Poi si può fare un’altra cosa: mettere mano ai muri della cucina con il plexiglass. Invece delle solite piastrelle in ceramica, della vernice, del cemento spatolato e quant’altro, potrebbe esser un’idea. Un muro rivestito con plexiglass, oltre a una particolare lucentezza, possiede una grande facilità di pulizia e una notevole durata nel tempo. In ambienti particolarmente piccoli, poi, possiamo sbizzarrirci con alcune soluzioni di carattere alternativo. Pensiamo ad esempio a cucine monoblocco o a cassetti angolari che servono, dove è possibile, a risparmiare ulteriormente spazio.

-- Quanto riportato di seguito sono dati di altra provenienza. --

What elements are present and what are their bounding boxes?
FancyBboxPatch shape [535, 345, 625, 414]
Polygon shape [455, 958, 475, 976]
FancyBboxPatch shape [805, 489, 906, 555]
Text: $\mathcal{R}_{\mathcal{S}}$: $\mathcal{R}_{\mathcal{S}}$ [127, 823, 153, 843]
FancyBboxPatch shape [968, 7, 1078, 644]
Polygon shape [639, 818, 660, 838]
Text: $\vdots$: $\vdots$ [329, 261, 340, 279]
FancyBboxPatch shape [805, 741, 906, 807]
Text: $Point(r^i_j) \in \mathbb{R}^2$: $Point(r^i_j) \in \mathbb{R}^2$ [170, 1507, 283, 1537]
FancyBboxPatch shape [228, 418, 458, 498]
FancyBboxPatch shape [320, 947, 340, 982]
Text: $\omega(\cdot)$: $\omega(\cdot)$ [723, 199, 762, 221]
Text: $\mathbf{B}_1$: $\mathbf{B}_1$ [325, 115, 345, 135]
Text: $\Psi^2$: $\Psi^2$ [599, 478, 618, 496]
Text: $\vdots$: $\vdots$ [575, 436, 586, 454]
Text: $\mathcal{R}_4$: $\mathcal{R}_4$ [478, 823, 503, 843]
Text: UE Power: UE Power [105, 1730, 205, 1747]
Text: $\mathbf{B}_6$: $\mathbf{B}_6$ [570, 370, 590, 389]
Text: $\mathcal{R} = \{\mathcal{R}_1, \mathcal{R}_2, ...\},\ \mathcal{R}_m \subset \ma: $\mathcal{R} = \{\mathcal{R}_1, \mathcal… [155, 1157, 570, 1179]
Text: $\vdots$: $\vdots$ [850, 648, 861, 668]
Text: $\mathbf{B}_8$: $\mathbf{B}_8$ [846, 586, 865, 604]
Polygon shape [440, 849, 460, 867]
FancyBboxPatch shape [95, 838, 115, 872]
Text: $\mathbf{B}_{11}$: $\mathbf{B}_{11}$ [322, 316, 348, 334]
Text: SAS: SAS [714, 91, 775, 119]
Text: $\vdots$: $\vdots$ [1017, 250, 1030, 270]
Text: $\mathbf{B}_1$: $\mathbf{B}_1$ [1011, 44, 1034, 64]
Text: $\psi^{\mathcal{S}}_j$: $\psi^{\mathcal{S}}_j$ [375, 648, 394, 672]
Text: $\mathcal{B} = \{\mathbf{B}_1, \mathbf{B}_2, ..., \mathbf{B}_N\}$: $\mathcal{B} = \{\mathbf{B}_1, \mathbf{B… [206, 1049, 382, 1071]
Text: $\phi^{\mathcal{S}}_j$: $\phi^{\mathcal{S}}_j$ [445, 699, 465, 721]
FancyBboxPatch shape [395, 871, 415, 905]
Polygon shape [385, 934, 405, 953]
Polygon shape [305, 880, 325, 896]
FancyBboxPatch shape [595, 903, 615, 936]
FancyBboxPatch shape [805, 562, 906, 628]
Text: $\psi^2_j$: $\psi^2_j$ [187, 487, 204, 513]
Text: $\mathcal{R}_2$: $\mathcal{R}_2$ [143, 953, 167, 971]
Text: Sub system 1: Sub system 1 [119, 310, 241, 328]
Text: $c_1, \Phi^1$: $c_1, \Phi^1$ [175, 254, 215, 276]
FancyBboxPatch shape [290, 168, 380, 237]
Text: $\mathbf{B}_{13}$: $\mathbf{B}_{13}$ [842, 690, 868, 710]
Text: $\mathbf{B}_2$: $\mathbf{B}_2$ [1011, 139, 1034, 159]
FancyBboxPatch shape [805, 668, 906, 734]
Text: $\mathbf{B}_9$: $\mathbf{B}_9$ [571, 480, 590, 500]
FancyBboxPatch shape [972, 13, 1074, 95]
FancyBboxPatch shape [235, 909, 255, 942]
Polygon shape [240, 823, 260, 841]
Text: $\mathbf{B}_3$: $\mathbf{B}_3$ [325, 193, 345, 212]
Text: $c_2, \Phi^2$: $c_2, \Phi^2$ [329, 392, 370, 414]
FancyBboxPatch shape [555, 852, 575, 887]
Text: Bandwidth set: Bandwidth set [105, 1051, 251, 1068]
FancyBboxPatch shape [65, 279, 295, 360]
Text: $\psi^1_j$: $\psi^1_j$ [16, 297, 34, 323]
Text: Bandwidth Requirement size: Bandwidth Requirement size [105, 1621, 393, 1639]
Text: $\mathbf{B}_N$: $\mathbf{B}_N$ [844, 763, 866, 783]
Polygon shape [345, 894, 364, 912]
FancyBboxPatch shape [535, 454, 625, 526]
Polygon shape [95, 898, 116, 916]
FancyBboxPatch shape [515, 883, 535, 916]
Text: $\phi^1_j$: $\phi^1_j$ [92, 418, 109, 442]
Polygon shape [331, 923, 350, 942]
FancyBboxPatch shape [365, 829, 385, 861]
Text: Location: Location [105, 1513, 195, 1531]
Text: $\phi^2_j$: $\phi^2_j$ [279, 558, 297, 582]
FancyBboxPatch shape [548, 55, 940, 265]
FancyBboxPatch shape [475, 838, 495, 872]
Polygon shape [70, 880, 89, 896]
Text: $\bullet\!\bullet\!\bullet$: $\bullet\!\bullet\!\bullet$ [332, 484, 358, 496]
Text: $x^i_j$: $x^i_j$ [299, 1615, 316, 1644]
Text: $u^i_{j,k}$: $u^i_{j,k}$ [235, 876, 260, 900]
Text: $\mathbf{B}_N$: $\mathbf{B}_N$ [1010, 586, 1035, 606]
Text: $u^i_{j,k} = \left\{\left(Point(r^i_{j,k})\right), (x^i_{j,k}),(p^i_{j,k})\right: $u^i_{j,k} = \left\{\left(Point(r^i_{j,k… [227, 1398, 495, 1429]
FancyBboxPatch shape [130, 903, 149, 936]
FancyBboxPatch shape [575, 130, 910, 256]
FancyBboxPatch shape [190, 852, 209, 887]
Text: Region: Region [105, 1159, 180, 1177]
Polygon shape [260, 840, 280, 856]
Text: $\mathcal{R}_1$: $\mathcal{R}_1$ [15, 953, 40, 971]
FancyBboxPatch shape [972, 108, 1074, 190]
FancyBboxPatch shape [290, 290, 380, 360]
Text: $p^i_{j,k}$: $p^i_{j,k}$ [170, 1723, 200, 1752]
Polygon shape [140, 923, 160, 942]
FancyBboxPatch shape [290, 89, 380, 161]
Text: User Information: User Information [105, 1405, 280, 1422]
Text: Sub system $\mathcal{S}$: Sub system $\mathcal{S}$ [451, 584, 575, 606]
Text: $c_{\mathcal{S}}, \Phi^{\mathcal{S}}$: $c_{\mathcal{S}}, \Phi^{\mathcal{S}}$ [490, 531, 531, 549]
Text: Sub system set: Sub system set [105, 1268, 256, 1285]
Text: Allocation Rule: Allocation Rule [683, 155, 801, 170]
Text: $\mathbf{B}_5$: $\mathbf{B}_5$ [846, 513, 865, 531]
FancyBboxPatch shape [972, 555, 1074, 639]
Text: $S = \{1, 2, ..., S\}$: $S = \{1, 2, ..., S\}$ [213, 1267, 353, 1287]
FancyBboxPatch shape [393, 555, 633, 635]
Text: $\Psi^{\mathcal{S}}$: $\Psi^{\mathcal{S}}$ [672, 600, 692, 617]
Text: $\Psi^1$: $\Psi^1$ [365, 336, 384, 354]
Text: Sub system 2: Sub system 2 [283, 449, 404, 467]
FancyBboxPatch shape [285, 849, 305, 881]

Se poi vogliamo caratterizzare ulteriormente il nostro ambiente cucina, specialmente se è abbastanza arioso, possiamo, perché no, appendere anche alcuni quadri o quadretti. Dove sta scritto che in cucina i quadri non possano essere affissi? A patto che, naturalmente, siano esteticamente compatibili con l’insieme, formando qualcosa di organico. Ma non dimentichiamoci degli elettrodomestici. Se abbiamo avuto qualche problema con questi (e prima o poi non manca mai) verifichiamo se sia il caso di ripararli o sostituirli direttamente. Oggigiorno un buon elettrodomestico, sia questo un frigorifero, una lavastoviglie o una lavatrice, costa davvero poco. Ma attenzione anche qui alla linea e alla compatibilità estetica.